27/01/2009

Ku K'ai Chi



An image attributed to the Chinese courtier and painter, Ku K'ai Chi [4-5th century A.D.] There is evidence to suggest that the Chinese were producing books around the 13th/14th century B.C., although no objects still exist. It is thanks to the Chinese that we have paper [invented by Ts'ai Lun A.d. 105] and moveable type, again there is evidence to suggest that the Chinese were using earthenware type characters at the turn of the first millenium A.D. Curiously the 'discovery' of moveable type was made in Europe, entirely independently, about 600 years later.

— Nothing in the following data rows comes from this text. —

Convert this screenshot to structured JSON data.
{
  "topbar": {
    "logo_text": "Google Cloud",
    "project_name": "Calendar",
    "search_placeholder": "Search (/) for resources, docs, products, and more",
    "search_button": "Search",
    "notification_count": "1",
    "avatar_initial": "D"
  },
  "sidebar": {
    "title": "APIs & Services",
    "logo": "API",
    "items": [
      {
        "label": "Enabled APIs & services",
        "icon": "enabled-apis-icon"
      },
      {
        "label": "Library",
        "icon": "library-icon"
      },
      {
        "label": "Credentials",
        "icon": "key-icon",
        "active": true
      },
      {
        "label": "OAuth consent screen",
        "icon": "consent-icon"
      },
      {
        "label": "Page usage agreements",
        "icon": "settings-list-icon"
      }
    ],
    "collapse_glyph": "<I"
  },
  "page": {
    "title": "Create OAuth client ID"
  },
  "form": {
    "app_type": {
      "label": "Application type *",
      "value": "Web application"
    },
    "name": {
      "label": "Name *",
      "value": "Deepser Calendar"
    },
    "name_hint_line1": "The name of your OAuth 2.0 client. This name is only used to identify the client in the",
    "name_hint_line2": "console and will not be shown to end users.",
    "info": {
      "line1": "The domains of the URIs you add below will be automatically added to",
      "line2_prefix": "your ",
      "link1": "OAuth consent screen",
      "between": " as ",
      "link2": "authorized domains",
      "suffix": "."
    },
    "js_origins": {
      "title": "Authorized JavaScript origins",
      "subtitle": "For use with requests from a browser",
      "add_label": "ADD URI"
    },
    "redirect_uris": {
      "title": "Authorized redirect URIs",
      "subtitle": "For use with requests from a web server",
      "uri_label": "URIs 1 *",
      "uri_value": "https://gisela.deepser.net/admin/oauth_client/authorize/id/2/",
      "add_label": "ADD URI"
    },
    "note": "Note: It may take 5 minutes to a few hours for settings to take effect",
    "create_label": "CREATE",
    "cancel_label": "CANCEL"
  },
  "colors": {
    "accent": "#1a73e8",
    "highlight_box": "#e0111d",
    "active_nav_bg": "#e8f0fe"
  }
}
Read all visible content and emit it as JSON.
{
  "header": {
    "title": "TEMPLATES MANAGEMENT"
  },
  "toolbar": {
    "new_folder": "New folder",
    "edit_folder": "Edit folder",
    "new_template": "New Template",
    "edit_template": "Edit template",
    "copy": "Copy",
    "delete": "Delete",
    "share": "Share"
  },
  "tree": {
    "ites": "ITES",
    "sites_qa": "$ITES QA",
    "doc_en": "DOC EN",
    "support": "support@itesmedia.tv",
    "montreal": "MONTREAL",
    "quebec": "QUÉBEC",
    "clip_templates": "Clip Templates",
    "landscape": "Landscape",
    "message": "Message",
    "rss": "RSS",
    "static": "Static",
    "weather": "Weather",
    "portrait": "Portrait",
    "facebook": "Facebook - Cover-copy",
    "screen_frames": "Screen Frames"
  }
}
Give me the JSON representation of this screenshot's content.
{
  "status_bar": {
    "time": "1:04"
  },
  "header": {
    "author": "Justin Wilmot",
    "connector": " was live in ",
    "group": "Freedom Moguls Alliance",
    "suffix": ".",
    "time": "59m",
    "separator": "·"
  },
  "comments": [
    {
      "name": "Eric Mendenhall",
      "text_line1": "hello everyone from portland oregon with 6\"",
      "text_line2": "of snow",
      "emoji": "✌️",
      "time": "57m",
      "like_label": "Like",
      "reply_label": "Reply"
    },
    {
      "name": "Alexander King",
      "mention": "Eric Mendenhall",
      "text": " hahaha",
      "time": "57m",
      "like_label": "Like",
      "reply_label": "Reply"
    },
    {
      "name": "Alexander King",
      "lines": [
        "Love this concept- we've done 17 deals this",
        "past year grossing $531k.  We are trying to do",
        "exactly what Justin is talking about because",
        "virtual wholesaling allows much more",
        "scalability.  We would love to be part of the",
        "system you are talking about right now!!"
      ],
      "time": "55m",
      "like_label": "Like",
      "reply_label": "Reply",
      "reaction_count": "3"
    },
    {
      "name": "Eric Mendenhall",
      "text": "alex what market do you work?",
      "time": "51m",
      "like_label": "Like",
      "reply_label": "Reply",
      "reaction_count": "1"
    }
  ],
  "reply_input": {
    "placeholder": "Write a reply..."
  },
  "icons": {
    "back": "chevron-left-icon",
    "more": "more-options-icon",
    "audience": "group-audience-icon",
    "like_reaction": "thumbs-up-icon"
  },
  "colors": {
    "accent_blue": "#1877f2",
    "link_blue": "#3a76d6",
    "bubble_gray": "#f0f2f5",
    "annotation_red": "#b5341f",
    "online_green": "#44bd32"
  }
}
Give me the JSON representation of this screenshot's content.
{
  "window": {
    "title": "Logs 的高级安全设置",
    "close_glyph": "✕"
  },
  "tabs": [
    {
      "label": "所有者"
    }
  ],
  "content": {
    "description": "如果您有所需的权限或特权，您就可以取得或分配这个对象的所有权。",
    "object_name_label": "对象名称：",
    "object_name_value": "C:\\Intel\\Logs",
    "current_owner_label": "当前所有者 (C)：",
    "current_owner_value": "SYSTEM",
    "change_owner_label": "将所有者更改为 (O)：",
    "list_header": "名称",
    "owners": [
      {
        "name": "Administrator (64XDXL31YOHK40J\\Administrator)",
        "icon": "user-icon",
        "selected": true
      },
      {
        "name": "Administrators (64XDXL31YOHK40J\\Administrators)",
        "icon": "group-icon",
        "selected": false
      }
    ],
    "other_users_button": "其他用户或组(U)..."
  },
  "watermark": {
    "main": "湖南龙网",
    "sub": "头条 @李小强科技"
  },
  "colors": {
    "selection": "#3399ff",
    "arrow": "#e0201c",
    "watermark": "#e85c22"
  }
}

These books were being produced on blocks of wood. Early printmaking, the image being produced by 'rubbing', would come much later, around the 7th century A.D . The Chinese produced rolls/scrolls up to the 5th century but then opted to make concertina folded sheets [Like the Mayans, only much later]
So with the advent of printmaking [wood block books in the 7th century and books constructed with imagery and moving type in the 10th century] across China and Japan we have the beginning of book printing. Europeans tend to equate the beginnings of the printed book, the fusion of moveable type with imagery, with the Gutenburg press and it is true to say that this is the birth of mass printing but the original discovery was made by the Chinese.

These are significant moments in the history of Illustration. If we consider that the reproduction is the Illustration.